When asked whether he would want his home state of Indiana to ban all abortions should Barrett’s presence help overturn Roe vs. Wade, the landmark 1973 Supreme Court ruling affirming the legality of a woman’s right to have an abortion, Vice President Mike Pence praised Barrett but did not directly address the question.
“For our part, I would never presume how Judge Amy Coney Barrett would rule on the Supreme Court of the United States,” Pence later said. “But we’ll continue to stand strong for the right to life.”
When asked whether she would want her home state of California to enact no abortion restrictions in such a scenario, Sen. Kamala Harris similarly demurred.
“I will always fight for a woman’s right to make a decision about her own body,” she ultimately said. “It should be her decision, and not that of Donald Trump and Vice President Michael Pence.”
The week prior, President Donald Trump and former Vice President Joe Biden also had referred to Roe in a debate that soon devolved into chaos.

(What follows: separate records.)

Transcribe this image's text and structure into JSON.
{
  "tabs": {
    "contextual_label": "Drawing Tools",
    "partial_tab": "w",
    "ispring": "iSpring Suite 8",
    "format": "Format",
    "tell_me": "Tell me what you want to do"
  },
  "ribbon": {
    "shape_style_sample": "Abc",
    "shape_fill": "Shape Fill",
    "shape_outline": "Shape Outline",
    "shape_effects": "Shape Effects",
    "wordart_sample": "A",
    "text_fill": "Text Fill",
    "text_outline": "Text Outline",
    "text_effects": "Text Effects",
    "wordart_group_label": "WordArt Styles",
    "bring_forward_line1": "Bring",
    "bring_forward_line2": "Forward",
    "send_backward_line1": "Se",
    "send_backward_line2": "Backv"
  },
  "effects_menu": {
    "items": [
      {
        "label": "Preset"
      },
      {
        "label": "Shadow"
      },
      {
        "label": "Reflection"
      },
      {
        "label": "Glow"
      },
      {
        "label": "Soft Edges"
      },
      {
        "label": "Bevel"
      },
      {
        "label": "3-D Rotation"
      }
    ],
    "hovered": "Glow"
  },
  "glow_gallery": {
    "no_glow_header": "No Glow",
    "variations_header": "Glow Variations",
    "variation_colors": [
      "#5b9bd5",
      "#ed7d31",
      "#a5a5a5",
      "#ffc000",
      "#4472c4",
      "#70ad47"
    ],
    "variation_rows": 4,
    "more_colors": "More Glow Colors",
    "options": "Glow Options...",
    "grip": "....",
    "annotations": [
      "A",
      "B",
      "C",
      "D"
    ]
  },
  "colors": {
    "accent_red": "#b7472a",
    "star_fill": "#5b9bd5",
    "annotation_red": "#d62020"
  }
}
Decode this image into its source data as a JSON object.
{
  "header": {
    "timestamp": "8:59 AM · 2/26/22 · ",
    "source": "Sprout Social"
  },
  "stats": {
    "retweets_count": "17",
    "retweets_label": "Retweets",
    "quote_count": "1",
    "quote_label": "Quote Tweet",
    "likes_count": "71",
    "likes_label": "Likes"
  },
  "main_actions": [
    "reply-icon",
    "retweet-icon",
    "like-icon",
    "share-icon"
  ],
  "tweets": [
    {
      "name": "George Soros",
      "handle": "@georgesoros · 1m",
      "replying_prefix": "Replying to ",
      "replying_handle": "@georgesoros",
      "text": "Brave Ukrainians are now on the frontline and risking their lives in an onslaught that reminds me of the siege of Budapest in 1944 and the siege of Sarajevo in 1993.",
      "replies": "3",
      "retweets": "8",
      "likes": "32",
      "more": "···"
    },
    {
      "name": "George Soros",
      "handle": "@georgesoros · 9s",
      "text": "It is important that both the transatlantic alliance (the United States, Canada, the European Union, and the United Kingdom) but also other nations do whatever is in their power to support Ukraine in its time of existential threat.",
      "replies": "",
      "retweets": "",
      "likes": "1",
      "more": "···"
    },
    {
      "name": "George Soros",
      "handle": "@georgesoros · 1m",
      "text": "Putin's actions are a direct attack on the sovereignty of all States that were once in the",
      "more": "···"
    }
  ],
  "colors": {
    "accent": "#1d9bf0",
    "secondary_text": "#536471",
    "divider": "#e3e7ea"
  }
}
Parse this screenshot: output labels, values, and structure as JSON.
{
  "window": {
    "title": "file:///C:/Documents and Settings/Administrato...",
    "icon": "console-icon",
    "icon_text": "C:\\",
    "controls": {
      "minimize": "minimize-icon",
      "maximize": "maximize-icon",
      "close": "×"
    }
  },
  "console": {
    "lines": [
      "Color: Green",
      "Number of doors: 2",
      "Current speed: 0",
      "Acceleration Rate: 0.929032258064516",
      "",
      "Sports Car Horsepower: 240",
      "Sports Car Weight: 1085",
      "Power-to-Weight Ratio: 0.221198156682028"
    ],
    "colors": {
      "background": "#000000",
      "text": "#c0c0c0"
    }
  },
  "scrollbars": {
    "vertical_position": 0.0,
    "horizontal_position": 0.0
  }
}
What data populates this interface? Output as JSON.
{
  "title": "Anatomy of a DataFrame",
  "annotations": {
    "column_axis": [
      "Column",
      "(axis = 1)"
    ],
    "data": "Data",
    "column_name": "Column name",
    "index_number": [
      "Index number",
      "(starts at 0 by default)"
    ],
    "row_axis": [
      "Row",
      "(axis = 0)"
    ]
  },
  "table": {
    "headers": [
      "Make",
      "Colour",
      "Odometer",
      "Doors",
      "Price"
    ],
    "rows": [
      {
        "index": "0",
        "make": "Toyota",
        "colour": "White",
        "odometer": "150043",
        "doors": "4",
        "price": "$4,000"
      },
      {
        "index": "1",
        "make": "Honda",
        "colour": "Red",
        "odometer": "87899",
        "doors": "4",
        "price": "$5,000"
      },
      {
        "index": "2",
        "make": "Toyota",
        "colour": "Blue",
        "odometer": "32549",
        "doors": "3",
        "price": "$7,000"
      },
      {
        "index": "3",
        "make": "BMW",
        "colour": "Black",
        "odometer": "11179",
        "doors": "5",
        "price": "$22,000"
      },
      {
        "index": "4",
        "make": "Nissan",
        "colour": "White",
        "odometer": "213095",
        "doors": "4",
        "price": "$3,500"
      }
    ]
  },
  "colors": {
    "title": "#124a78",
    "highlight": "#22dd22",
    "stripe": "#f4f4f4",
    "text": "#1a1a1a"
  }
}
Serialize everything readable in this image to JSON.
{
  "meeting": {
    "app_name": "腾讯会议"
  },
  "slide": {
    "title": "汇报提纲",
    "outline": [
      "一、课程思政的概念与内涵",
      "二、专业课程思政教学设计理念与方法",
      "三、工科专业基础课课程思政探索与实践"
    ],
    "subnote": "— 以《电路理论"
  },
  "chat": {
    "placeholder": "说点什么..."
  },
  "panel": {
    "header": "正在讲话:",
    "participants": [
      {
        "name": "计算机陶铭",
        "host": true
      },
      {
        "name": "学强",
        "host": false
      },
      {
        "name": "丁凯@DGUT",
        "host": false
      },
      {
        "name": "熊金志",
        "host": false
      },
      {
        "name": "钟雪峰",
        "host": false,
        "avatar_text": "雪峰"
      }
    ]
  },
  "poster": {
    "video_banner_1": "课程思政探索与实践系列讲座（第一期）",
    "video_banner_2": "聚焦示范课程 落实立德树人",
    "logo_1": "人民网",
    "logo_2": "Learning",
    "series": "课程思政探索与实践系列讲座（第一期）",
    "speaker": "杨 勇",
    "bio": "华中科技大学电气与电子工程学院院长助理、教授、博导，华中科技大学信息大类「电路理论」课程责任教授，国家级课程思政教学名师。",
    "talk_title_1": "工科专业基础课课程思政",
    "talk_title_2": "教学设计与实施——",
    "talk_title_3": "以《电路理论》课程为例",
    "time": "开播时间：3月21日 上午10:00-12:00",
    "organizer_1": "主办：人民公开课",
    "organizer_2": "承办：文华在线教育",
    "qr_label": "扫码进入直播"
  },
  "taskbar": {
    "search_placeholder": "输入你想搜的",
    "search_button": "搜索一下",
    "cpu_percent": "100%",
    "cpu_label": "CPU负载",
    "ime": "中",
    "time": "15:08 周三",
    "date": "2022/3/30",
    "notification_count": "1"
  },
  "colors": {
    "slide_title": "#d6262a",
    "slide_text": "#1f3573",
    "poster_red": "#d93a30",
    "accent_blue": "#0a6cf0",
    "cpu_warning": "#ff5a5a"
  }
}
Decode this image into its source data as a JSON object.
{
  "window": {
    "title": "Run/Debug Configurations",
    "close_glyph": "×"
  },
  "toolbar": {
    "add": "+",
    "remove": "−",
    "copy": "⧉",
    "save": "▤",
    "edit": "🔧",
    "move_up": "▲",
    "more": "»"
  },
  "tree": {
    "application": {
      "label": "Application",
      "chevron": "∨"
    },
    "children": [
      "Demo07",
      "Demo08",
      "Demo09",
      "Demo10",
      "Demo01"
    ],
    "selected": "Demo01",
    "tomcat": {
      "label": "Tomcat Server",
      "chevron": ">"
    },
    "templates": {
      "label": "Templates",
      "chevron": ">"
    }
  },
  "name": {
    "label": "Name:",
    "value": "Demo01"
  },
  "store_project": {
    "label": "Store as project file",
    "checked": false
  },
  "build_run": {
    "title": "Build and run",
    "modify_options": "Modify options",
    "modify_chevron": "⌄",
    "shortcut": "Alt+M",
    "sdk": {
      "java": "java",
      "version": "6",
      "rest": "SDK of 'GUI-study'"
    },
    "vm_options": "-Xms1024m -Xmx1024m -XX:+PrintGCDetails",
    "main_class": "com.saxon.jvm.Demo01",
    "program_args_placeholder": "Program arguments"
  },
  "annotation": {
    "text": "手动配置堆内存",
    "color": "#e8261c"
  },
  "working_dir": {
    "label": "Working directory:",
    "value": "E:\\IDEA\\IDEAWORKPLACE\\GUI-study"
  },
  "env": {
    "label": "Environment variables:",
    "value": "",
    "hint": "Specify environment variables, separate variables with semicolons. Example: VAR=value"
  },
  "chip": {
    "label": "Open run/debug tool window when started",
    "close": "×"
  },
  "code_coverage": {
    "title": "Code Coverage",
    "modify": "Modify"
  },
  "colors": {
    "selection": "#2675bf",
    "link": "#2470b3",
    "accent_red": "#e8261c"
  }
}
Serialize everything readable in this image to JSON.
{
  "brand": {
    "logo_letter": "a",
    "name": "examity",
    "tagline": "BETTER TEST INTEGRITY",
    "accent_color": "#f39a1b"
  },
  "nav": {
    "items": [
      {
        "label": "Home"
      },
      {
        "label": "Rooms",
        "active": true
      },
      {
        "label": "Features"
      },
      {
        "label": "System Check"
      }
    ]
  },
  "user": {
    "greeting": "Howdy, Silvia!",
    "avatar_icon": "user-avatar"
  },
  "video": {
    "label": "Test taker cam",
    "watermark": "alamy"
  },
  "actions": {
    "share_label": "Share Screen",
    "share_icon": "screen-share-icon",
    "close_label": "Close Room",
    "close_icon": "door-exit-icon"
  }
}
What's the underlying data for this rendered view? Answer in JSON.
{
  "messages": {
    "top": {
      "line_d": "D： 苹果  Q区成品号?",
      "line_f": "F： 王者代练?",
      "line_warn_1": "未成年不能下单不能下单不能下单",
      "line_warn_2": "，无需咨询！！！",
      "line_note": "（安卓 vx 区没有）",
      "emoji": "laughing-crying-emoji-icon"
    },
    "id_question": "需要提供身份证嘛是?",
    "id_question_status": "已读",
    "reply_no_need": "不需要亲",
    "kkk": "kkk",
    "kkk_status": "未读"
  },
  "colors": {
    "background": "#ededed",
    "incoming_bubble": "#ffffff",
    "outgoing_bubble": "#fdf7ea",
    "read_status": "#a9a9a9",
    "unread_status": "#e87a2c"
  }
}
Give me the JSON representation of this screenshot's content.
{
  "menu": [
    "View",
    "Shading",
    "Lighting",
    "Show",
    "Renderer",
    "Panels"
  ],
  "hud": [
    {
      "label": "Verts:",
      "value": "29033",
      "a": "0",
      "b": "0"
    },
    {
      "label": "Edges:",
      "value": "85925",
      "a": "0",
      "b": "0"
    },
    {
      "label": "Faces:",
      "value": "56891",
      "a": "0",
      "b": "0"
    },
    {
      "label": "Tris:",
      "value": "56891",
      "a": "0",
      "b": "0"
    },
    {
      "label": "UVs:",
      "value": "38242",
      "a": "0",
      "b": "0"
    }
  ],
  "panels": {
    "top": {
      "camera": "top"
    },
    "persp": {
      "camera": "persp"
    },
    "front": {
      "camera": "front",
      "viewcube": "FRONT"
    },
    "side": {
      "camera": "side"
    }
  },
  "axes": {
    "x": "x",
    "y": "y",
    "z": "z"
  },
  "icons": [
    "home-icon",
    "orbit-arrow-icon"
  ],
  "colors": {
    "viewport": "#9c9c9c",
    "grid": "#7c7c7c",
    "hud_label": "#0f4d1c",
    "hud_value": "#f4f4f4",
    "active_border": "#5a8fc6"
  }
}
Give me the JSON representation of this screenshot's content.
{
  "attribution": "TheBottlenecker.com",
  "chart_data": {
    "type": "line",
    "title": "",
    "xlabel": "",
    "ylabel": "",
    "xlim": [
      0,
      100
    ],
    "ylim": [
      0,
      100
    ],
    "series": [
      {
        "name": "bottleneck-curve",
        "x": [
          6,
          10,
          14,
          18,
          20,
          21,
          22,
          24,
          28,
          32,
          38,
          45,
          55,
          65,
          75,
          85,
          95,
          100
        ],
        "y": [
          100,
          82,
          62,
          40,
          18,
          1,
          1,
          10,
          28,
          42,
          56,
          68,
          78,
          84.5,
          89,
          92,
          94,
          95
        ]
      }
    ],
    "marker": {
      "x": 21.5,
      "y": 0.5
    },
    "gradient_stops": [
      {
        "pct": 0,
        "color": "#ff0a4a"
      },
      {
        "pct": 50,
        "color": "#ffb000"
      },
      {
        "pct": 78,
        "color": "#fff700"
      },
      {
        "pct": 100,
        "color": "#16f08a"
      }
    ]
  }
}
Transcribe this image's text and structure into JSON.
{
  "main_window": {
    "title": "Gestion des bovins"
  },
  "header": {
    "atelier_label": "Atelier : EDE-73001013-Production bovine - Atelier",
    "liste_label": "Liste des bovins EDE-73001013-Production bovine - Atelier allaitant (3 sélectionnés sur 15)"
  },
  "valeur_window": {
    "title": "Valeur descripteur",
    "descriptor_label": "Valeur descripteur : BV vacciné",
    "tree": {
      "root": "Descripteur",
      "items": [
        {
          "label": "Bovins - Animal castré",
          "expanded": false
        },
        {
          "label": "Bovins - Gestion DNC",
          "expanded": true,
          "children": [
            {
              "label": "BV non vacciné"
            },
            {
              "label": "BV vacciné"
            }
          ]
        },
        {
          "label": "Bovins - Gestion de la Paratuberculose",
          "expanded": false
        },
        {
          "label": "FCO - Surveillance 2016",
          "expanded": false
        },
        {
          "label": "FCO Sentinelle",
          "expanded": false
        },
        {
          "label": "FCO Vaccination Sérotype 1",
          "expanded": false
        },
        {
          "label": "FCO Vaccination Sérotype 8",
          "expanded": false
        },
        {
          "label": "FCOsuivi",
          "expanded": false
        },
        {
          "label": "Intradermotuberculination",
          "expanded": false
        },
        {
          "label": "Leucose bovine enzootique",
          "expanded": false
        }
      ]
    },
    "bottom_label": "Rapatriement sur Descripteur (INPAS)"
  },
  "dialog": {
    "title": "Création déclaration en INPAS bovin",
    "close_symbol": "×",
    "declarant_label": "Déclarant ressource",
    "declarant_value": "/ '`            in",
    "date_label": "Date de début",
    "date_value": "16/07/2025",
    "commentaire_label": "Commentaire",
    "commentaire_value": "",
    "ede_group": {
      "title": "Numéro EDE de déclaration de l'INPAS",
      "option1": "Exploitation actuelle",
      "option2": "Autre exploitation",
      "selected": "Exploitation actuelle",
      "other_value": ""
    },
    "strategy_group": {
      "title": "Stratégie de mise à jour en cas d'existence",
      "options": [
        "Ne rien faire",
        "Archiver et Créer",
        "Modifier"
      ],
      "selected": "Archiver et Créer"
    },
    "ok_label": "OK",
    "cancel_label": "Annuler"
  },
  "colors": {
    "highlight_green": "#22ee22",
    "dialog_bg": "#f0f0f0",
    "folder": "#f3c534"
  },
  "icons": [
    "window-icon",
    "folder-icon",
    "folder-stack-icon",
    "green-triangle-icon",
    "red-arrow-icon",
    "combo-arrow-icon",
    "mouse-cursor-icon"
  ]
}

“The President also is opposed to Roe v. Wade,” Biden said. “That’s on the ballot as well (as) in the court. … So that’s also at stake right now.”
Trump pushed back. “Why is it on the ballot? It’s not on the ballot,” he said, later adding, “There’s nothing happening there. And you don’t know her view on Roe v. Wade. You don’t know her view,” of Barrett.
While overturning the ruling is not literally on the 2020 ballot, many abortion rights supporters decry Barrett’s ascent as synonymous with Roe’s inevitable death knell and a fate that only a Biden presidency or a left-pressured Senate could prevent. Anti-abortion activists, on the other hand, assert that her constitutionalist views are by no means a guarantee but more broadly increase their odds of weakening Roe — tea leaves that only time will tell.
“We’re not supporting her because we think that she’s some kind of a secret agent out to put Roe down,” said Steven Aden, chief legal officer and general counsel at Americans United for Life. “We support her because she’s a committed constitutionalist. We think that aligns with our view of the Constitution, but just as with other justices, we’ll have to wait and see if we’re right.”
Abortion opponents
Her criticisms of abortion have often stemmed from religious grounds that Aden and others charge represent personal views separate from judicial intent. But these factors don’t guarantee an outcome, abortion opponents argue.
“He can’t possibly know, and neither can she, how she’s going to rule on a future case,” Marjorie Dannenfelser, president of the anti-abortion group Susan B. Anthony List, told CNN of Trump, adding that “he cannot prejudice her if a case does come up like that.”
“He promised pro-life Supreme Court justices, and that’s because his understanding of the Constitution, and ours, is that the rights of unborn children should be protected there,” she continued. “But that’s a very different thing than claiming how you think that’s going to unwind in a particular case coming.”
“I didn’t think it was for me to discuss that with her, because it’s something she’s going to be ruling on,” Trump said in a “Fox & Friends” interview last month.
Supporters of abortion rights
“Roe v. Wade is most definitely on the ballot this November,” Jennifer Dalven, director of the American Civil Liberties Union’s Reproductive Freedom Project, wrote to CNN. The President and the Senate determine Ginsburg’s replacement, who “will determine the future of Roe and whether people in much of the country can get an abortion if they need one.”
“If the court overturns Roe, Congress and state lawmakers will have the power to determine whether we take this personal decision away from women and families and hand it over to politicians,” Dalven added.
Ilyse Hogue, president of NARAL Pro-Choice America, told CNN that “the combination of the legislative stakes, the political stakes and the judicial stakes mean that Roe is central to what people are voting on in November.”
“This is a tried and true strategy of Trump and the GOP. It’s sort of gaslighting women,” Hogue said. “He promised to only nominate justices that would end Roe and criminalize abortion, but when we’re in the middle of a confirmation hearing, he’s like, ‘You’re crazy! What are you talking about? Roe’s not under threat!’ We’ve been to this dance multiple times, and we take him at his word.”
“They were enacting their playbook, which was a clear strategy to push bills through the courts that would have a pathway to the Supreme Court that would undermine and ultimately gut Roe v. Wade,” she said, later adding, “I think the choice is with voters to make sure that that doesn’t happen.”
Aden and Dannenfelser acknowledged increased odds of abortion outcomes preferable to their organizations simply by virtue of Barrett not holding Ginsburg’s views.
“If that’s the kind of thoughtful judging you would get from this nominee or any other, I think it would be a significant improvement over the approach that the plurality, led by Justice (Stephen) Breyer and including Justice Ginsburg, set out,” Aden said.
Barrett “could decide against any of those (future anti-abortion laws before the court) because of different reasons, like how they were brought, standing, all sorts of stuff,” Dannenfelser said. “I don’t know how abortion law can ever change without some change in Roe. … I hope she is going to increase the odds that we’re able to make inroads around Roe somehow.”